Tomatoes and peppers are also part of the mix and are excellent sources of vitamins A and C as well as numerous other beneficial nutrients. And the vinaigrette is made with olive oil which is a great source of healthy monounsaturated fats.
To sum it up, it's a healthy dish!
Sensitive to nightshades?
Tomatoes and peppers are both nightshade vegetables to which some people are allergic or sensitive. If you are avoiding nightshade vegetables, try substituting other vegetables such as summer squash, celery, cucumbers, and zucchini.
This is a dish that tastes better after it has been given time for the flavors to meld together. Refrigerating for a couple of hours should do the trick. This makes it a great dish to make when you’re entertaining because you can fix it ahead of time and pull it out of the refrigerator when you’re ready to serve it.
I also like to put this on a bed of leafy greens for a light, yet satisfying lunch.

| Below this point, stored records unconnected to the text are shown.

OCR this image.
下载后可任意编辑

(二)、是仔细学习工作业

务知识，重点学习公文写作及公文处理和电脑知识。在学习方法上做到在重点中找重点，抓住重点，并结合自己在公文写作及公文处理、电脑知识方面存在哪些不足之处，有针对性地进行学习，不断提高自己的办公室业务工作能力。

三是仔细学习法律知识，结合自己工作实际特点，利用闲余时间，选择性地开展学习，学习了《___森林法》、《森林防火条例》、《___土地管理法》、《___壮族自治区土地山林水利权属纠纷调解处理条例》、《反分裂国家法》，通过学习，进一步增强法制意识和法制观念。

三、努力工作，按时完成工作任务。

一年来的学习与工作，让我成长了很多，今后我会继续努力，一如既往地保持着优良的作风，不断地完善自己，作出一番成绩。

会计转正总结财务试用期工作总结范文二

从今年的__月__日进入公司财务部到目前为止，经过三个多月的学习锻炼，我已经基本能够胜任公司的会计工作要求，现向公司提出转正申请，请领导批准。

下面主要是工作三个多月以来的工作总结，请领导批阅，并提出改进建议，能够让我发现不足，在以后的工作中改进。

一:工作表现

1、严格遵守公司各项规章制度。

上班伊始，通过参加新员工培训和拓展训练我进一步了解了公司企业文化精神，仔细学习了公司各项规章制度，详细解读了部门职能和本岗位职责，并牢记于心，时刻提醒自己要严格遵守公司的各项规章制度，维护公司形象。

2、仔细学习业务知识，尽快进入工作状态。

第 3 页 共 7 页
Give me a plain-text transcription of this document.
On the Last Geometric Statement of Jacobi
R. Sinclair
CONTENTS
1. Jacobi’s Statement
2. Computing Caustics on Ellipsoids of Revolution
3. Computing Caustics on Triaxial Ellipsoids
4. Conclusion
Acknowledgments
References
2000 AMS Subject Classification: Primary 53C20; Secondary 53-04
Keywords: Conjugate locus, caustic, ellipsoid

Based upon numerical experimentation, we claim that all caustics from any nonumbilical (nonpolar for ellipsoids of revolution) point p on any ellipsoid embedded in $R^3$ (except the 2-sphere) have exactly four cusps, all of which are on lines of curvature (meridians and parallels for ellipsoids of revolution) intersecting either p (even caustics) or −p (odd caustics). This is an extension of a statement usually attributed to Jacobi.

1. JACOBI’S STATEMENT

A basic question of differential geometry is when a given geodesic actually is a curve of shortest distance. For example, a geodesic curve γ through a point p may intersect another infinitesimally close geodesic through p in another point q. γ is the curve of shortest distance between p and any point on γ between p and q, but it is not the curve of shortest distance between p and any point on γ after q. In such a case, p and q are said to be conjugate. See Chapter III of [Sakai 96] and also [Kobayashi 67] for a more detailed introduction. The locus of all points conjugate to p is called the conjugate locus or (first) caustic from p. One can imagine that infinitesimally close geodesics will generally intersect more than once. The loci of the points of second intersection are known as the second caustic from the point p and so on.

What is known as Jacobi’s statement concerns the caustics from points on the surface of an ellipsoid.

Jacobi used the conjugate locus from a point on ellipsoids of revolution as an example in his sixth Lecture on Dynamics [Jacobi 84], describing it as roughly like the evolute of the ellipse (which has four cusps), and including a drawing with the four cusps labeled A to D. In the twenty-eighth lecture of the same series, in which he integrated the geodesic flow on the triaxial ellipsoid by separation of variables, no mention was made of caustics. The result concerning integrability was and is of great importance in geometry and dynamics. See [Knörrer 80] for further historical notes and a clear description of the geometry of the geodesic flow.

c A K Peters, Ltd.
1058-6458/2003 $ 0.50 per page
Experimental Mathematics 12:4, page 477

- 1 (16) ounce can black beans drained and rinsed
- 1 (16) ounce can great northern beans or black-eyed peas
- 2 large tomatoes seeded and diced
- ¼ cup red onion finely chopped
- 2 medium green peppers diced
- 1 clove garlic minced
- 1 tablespoon red wine vinegar
- 1 teaspoon granulated sugar
- 2 tablespoons olive oil
- Combine all ingredients in a large bowl and mix well. Cover and refrigerate for at least 2 hours. Serve with tortilla chips.